Further, a lens camera must be manually or automatically focused before an image can be taken. This is a disadvantage when imaging objects which are moving fast or unexpectedly such as in sports photography or photography of children or animals. In such situations, the images may be out of focus because there was not enough time to focus or because the object moved unexpectedly when acquiring the image. Lens photography does not allow a photographer to retrospectively change the focus once an image has been acquired.
Still further, focusing a lens camera involves adjusting the distance between one or more lenses and the sensor. This makes it necessary for a lens camera to contain mechanically moving parts which makes it prone to mechanical failure. Various alternatives to glass lenses, such as liquid lenses (see, e.g., B. HENDRIKS & STEIN KUIPER: THROUGH A LENS SHARPLY. IEEE SPECTRUM, DECEMBER, 2004), have been proposed in an effort to mitigate the mechanical limitations of a glass lens, but despite the added design complexity and potential limitations (e.g., operating temperature range and aperture size) of such alternatives, they still suffer from the limitation of a limited focus range.
Moreover, for some applications the thickness of glass lenses causes a lens camera to be undesirably thick and heavy. This is particularly true for zoom lenses and for telephoto lenses such as those used in nature photography or sports photography. Additionally, since high-quality lenses are made of glass, they are fragile and prone to scratches.
Still further, lens cameras have a limited dynamic range as a result of their sensors (film or semiconductor sensors) having a limited dynamic range. This is a severe limitation when imaging scenes which contain both very bright areas and very dark areas. Typically, either the bright areas will appear overexposed while the dark areas have sufficient contrast, or the dark areas will appear underexposed while the bright areas have sufficient contrast. To address this issue, specialized semiconductor image sensors (e.g. the D1000 by Pixim, Inc. of Mountain View, Calif.) have been developed that allow each pixel of an image sensor to sampled each with a unique gain so as to accommodate different brightness regions in the image. But such image sensors are much more expensive than conventional CCD or CMOS image sensors, and as such are not cost-competitive for many applications, including mass-market general photography.

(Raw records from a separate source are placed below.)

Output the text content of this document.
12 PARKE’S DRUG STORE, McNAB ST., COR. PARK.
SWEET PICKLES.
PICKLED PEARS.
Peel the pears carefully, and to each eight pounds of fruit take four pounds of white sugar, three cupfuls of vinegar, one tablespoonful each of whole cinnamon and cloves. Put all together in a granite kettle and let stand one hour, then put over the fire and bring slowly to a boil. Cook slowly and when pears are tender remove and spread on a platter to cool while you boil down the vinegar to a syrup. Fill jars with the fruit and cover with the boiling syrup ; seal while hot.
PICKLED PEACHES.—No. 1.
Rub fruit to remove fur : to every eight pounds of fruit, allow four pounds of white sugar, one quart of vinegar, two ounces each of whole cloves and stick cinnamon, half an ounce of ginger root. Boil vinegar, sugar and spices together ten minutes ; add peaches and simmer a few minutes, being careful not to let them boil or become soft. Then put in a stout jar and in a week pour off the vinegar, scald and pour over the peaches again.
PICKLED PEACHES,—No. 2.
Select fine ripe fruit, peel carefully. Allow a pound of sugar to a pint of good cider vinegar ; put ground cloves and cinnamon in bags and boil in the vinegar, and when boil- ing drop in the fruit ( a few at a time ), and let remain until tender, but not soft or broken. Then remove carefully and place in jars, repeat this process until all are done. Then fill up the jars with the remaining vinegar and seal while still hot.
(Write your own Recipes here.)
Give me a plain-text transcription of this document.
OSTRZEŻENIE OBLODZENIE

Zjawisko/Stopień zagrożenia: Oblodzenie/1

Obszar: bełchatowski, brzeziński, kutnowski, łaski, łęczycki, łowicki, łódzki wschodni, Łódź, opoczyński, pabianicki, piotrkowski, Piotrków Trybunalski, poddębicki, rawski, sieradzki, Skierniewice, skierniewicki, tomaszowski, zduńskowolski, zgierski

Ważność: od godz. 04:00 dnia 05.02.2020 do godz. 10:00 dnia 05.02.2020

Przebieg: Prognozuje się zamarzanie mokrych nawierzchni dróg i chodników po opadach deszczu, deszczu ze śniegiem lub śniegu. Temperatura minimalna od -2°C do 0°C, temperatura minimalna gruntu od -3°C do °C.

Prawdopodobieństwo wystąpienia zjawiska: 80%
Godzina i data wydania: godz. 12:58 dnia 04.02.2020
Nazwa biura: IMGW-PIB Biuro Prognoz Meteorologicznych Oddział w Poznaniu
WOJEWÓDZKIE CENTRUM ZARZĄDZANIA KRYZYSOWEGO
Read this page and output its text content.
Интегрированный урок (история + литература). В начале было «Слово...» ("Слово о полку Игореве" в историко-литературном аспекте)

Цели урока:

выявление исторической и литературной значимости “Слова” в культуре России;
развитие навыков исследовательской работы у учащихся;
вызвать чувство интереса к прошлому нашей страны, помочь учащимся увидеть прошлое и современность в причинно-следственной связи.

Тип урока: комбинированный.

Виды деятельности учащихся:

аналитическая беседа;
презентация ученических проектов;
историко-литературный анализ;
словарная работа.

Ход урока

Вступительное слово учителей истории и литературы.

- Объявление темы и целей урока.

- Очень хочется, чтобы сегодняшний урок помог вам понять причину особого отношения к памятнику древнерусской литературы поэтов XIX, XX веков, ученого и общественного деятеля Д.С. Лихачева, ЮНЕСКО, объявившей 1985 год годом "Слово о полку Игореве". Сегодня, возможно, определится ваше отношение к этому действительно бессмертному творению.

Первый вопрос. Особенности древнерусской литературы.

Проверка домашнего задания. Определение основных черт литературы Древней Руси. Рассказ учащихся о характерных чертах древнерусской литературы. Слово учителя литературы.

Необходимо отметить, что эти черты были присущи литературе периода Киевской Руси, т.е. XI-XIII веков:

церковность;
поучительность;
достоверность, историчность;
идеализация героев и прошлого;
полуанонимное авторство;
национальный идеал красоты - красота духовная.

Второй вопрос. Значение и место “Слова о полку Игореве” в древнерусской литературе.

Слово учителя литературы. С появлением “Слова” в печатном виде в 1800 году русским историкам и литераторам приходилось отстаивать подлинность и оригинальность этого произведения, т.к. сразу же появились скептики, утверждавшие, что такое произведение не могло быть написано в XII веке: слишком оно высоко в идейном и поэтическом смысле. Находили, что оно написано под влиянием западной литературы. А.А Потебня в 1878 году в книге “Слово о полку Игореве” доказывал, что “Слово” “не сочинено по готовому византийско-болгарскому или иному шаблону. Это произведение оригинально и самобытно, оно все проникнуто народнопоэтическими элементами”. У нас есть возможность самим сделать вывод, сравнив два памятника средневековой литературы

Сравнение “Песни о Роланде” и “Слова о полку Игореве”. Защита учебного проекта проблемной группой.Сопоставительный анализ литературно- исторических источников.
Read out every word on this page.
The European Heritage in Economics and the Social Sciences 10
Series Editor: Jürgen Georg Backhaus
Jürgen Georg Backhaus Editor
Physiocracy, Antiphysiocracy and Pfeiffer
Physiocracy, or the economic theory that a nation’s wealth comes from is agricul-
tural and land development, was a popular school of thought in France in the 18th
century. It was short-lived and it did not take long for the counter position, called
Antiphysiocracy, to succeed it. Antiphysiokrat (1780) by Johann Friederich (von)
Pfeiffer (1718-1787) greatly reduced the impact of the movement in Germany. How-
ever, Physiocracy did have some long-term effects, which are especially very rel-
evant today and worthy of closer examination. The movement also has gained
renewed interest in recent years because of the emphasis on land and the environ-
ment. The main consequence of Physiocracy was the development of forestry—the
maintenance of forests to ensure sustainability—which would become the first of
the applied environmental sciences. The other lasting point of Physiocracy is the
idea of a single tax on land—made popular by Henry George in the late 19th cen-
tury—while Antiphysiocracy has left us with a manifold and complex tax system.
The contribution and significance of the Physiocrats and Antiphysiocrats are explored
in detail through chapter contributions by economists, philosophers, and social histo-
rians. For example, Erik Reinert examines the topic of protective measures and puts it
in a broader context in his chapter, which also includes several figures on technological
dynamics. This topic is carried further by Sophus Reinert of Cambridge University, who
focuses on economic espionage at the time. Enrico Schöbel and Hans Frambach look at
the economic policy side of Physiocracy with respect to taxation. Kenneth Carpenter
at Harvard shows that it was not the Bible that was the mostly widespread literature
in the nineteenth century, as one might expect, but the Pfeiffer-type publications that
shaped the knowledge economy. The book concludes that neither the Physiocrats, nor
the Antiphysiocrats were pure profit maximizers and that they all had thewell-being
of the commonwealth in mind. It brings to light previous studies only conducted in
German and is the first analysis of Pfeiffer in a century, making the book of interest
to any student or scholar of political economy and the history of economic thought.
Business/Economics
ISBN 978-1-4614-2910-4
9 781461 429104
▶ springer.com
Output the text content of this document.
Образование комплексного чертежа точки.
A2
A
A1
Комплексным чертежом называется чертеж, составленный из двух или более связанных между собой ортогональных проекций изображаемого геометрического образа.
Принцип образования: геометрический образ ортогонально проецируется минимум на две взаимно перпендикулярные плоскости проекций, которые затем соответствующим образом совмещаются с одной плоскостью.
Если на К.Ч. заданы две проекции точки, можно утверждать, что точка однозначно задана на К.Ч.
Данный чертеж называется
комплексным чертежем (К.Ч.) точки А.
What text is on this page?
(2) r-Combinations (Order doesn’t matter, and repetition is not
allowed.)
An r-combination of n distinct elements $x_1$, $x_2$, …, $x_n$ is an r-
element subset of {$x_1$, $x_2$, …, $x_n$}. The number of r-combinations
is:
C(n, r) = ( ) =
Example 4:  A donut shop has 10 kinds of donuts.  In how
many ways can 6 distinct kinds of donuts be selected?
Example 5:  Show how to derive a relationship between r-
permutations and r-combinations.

Because of the requirement to focus, lenses can provide a rough estimate of the distance between the lens and a subject object. But since most photographic applications require lenses designed to have as long a range of concurrent focus as possible, using focus for a distance estimate is extremely imprecise. Since a lens can only be focused to a single distance range at a time, at best, a lens will provide an estimate of the distance to a single object range at a given time.